In their brief, Clement and his team insist that only the federal government can regulate nuclear issues.
The 10th Circuit of Appeals determined "that the state had legislated in a pre-empted field of federal law by enacting a series of binding and burdensome laws to protect against what the state perceived to be an unacceptable risk of radiation hazard," it says.
The Solicitor General's Office conducts the federal government's case on issues before the Supreme Court.
Between 1998 and 2001, the Legislature passed a series of laws aimed at PFS, regulating and taxing the facility. In his State of the State address in 1999, then-Gov. Mike Leavitt called for more state action to stop PFS.

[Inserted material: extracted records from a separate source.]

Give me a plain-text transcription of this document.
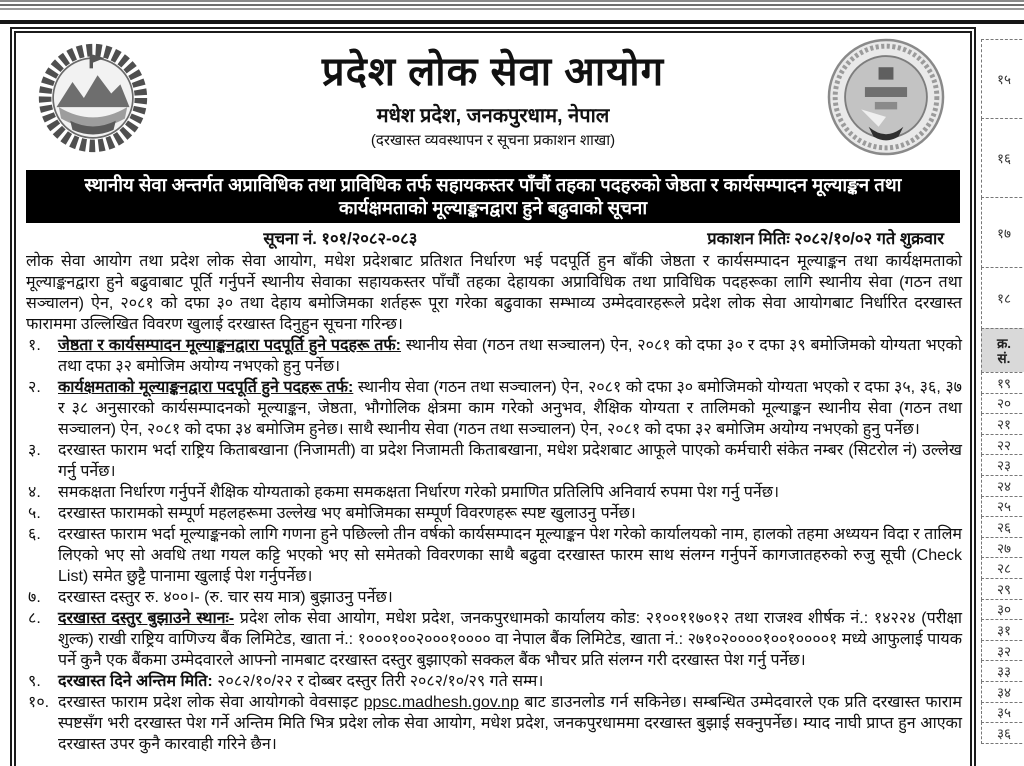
प्रदेश लोक सेवा आयोग
मधेश प्रदेश, जनकपुरधाम, नेपाल
(दरखास्त व्यवस्थापन र सूचना प्रकाशन शाखा)
स्थानीय सेवा अन्तर्गत अप्राविधिक तथा प्राविधिक तर्फ सहायकस्तर पाँचौं तहका पदहरुको जेष्ठता र कार्यसम्पादन मूल्याङ्कन तथा
कार्यक्षमताको मूल्याङ्कनद्वारा हुने बढुवाको सूचना
सूचना नं. १०१/२०८२-०८३	प्रकाशन मितिः २०८२/१०/०२ गते शुक्रवार
लोक सेवा आयोग तथा प्रदेश लोक सेवा आयोग, मधेश प्रदेशबाट प्रतिशत निर्धारण भई पदपूर्ति हुन बाँकी जेष्ठता र कार्यसम्पादन मूल्याङ्कन तथा कार्यक्षमताको मूल्याङ्कनद्वारा हुने बढुवाबाट पूर्ति गर्नुपर्ने स्थानीय सेवाका सहायकस्तर पाँचौं तहका देहायका अप्राविधिक तथा प्राविधिक पदहरूका लागि स्थानीय सेवा (गठन तथा सञ्चालन) ऐन, २०८१ को दफा ३० तथा देहाय बमोजिमका शर्तहरू पूरा गरेका बढुवाका सम्भाव्य उम्मेदवारहरूले प्रदेश लोक सेवा आयोगबाट निर्धारित दरखास्त फाराममा उल्लिखित विवरण खुलाई दरखास्त दिनुहुन सूचना गरिन्छ।
१.	जेष्ठता र कार्यसम्पादन मूल्याङ्कनद्वारा पदपूर्ति हुने पदहरू तर्फ: स्थानीय सेवा (गठन तथा सञ्चालन) ऐन, २०८१ को दफा ३० र दफा ३९ बमोजिमको योग्यता भएको तथा दफा ३२ बमोजिम अयोग्य नभएको हुनु पर्नेछ।
२.	कार्यक्षमताको मूल्याङ्कनद्वारा पदपूर्ति हुने पदहरू तर्फ: स्थानीय सेवा (गठन तथा सञ्चालन) ऐन, २०८१ को दफा ३० बमोजिमको योग्यता भएको र दफा ३५, ३६, ३७ र ३८ अनुसारको कार्यसम्पादनको मूल्याङ्कन, जेष्ठता, भौगोलिक क्षेत्रमा काम गरेको अनुभव, शैक्षिक योग्यता र तालिमको मूल्याङ्कन स्थानीय सेवा (गठन तथा सञ्चालन) ऐन, २०८१ को दफा ३४ बमोजिम हुनेछ। साथै स्थानीय सेवा (गठन तथा सञ्चालन) ऐन, २०८१ को दफा ३२ बमोजिम अयोग्य नभएको हुनु पर्नेछ।
३.	दरखास्त फाराम भर्दा राष्ट्रिय किताबखाना (निजामती) वा प्रदेश निजामती किताबखाना, मधेश प्रदेशबाट आफूले पाएको कर्मचारी संकेत नम्बर (सिटरोल नं) उल्लेख गर्नु पर्नेछ।
४.	समकक्षता निर्धारण गर्नुपर्ने शैक्षिक योग्यताको हकमा समकक्षता निर्धारण गरेको प्रमाणित प्रतिलिपि अनिवार्य रुपमा पेश गर्नु पर्नेछ।
५.	दरखास्त फारामको सम्पूर्ण महलहरूमा उल्लेख भए बमोजिमका सम्पूर्ण विवरणहरू स्पष्ट खुलाउनु पर्नेछ।
६.	दरखास्त फाराम भर्दा मूल्याङ्कनको लागि गणना हुने पछिल्लो तीन वर्षको कार्यसम्पादन मूल्याङ्कन पेश गरेको कार्यालयको नाम, हालको तहमा अध्ययन विदा र तालिम लिएको भए सो अवधि तथा गयल कट्टि भएको भए सो समेतको विवरणका साथै बढुवा दरखास्त फारम साथ संलग्न गर्नुपर्ने कागजातहरुको रुजु सूची (Check List) समेत छुट्टै पानामा खुलाई पेश गर्नुपर्नेछ।
७.	दरखास्त दस्तुर रु. ४००।- (रु. चार सय मात्र) बुझाउनु पर्नेछ।
८.	दरखास्त दस्तुर बुझाउने स्थानः- प्रदेश लोक सेवा आयोग, मधेश प्रदेश, जनकपुरधामको कार्यालय कोड: २१००११७०१२ तथा राजश्व शीर्षक नं.: १४२२४ (परीक्षा शुल्क) राखी राष्ट्रिय वाणिज्य बैंक लिमिटेड, खाता नं.: १०००१००२०००१०००० वा नेपाल बैंक लिमिटेड, खाता नं.: २७१०२००००१००१००००१ मध्ये आफुलाई पायक पर्ने कुनै एक बैंकमा उम्मेदवारले आफ्नो नामबाट दरखास्त दस्तुर बुझाएको सक्कल बैंक भौचर प्रति संलग्न गरी दरखास्त पेश गर्नु पर्नेछ।
९.	दरखास्त दिने अन्तिम मिति: २०८२/१०/२२ र दोब्बर दस्तुर तिरी २०८२/१०/२९ गते सम्म।
१०. दरखास्त फाराम प्रदेश लोक सेवा आयोगको वेवसाइट ppsc.madhesh.gov.np बाट डाउनलोड गर्न सकिनेछ। सम्बन्धित उम्मेदवारले एक प्रति दरखास्त फाराम स्पष्टसँग भरी दरखास्त पेश गर्ने अन्तिम मिति भित्र प्रदेश लोक सेवा आयोग, मधेश प्रदेश, जनकपुरधाममा दरखास्त बुझाई सक्नुपर्नेछ। म्याद नाघी प्राप्त हुन आएका दरखास्त उपर कुनै कारवाही गरिने छैन।
१५
१६
१७
१८
क्र.
सं.
१९
२०
२१
२२
२३
२४
२५
२६
२७
२८
२९
३०
३१
३२
३३
३४
३५
३६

State officials were concerned about safety, both in the areas of transportation to and from the plant and at the storage site itself, which would be built on Goshute Indian land in Skull Valley. The facility would house 40,000 tons of spent radioactive nuclear fuel rods from power plants, hauled in by railroad.
The Utah laws, adds the federal document, are intended "to ban or limit the storage and transportation of nuclear fuel."
However, it argues, a federal law the Atomic Energy Act of 1954 gives the Nuclear Regulatory Commission "exclusive jurisdiction to license the transfer, delivery, receipt, acquisition, possession and use of nuclear materials."